LAWS(KAR)-1999-6-47

STATE Vs. M NARAYANASWAMY ALIAS NARAYANA

Decided On June 15, 1999
STATE BY C.O.D. (ACD) POLICE Appellant
V/S
M.NARAYANASWAMY ALIAS NARAYANA Respondents

JUDGEMENT

(1.) THIS is one more of the distressing cases where a young married woman has been driven to suicide virtually in the first year of marriage and the allegation is that it was because of harassment for dowry. The learned State Public Prosecutor has seriously assailed the order of acquittal and he submitted that the evidence of the parents and the other supportive material is sufficient to establish that demands were made for securing additional dowry and that the deceased was harassed and ill-treated to the extent of driving her to suicide.

(2.) NORMALLY, we would have upheld the submission except for the fact that there are blemishes in the prosecution case itself insofar as the mother has given a version that materially differs from that of her husband.
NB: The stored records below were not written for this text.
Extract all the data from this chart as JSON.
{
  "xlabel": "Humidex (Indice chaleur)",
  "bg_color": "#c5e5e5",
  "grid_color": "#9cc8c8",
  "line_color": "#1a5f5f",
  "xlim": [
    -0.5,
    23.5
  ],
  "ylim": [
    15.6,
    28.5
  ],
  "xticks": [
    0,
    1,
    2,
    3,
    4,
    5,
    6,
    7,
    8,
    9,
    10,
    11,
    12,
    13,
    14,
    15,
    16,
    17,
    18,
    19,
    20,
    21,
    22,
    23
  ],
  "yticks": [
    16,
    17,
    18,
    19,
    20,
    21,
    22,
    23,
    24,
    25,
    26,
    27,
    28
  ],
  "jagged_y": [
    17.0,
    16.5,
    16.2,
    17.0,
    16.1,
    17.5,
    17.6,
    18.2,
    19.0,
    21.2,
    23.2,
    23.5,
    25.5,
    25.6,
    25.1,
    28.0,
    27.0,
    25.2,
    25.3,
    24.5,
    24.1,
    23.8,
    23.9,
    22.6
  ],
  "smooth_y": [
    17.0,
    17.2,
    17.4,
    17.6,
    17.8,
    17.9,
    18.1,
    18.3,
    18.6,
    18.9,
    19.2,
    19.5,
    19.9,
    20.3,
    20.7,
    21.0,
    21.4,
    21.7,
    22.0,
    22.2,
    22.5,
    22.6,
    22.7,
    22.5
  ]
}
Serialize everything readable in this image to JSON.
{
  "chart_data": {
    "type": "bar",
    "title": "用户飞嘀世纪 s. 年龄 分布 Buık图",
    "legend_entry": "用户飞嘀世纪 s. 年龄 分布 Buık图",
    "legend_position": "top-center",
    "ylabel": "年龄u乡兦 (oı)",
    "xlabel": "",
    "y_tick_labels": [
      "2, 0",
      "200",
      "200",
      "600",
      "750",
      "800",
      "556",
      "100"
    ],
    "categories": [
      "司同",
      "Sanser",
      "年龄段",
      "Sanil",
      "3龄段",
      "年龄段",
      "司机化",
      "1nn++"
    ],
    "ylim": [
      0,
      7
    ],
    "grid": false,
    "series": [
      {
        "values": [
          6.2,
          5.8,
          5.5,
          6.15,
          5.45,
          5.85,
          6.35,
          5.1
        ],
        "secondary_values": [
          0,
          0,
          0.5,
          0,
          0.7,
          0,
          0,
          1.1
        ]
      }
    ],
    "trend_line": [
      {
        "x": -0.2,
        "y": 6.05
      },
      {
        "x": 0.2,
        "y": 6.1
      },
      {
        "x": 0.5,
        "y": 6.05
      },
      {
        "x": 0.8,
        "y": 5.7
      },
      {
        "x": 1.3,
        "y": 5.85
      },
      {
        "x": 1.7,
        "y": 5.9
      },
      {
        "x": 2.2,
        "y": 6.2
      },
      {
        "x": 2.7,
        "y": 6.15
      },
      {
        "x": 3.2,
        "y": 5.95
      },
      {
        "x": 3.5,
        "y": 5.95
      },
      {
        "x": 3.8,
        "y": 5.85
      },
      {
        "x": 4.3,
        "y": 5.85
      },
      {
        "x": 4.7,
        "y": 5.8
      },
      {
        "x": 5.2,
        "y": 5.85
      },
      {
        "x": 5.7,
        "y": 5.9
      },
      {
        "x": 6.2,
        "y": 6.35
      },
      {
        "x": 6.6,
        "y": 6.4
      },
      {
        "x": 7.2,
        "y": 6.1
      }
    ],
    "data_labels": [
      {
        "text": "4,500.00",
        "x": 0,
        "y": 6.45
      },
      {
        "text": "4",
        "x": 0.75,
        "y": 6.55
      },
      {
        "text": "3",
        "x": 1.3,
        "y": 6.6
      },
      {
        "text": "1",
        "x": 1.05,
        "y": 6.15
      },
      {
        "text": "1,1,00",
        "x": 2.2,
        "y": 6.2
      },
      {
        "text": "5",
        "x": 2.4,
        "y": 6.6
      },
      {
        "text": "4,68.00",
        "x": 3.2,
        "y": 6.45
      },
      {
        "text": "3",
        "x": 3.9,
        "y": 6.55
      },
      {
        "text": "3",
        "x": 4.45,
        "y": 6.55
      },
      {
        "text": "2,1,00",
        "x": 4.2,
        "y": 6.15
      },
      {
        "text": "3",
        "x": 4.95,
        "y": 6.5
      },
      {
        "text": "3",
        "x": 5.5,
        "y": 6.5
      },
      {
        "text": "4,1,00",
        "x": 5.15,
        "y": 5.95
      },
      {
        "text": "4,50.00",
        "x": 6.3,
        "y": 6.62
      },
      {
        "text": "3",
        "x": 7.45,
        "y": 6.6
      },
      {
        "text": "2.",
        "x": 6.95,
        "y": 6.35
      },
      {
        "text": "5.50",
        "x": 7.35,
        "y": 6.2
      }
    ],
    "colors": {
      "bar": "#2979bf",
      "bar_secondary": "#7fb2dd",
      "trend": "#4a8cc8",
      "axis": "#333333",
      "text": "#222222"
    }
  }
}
More importantly, there is a specific case made out that dowry and gold ornaments were given. The learned Trial Judge has pointed out that the status of the parents was so very poor that it is quite impossible that they could have done this. In totality, however unfortunate the result is, the material is not good enough to sustain a conviction and hence, we decline to interfere. The learned State Public Prosecutor then advanced a supplementary argument and he submitted that even if the main charge under Section 304-B of the IPC were to fail for these reasons that the accused can still be convicted of the offence under Section 498-A of the IPC as the Court must draw the inference that it was only such harassment and cruelty of an abnormal high order that forced her to end her life. There is a practical difficulty here in the way of the prosecution insofar as once the evidence fails to inspire confidence on the main charge, it would be in violation of the rules relating to appreciation of evidence if the Court were to accept the same evidence and hold that the subsidiary charge is established; the rule of consistency is one of the cardinal principles of criminal jurisprudence and something which a Court cannot lose sight of.

(3.) IN the aforesaid circumstances, the appeal fails and stands dismissed on merits.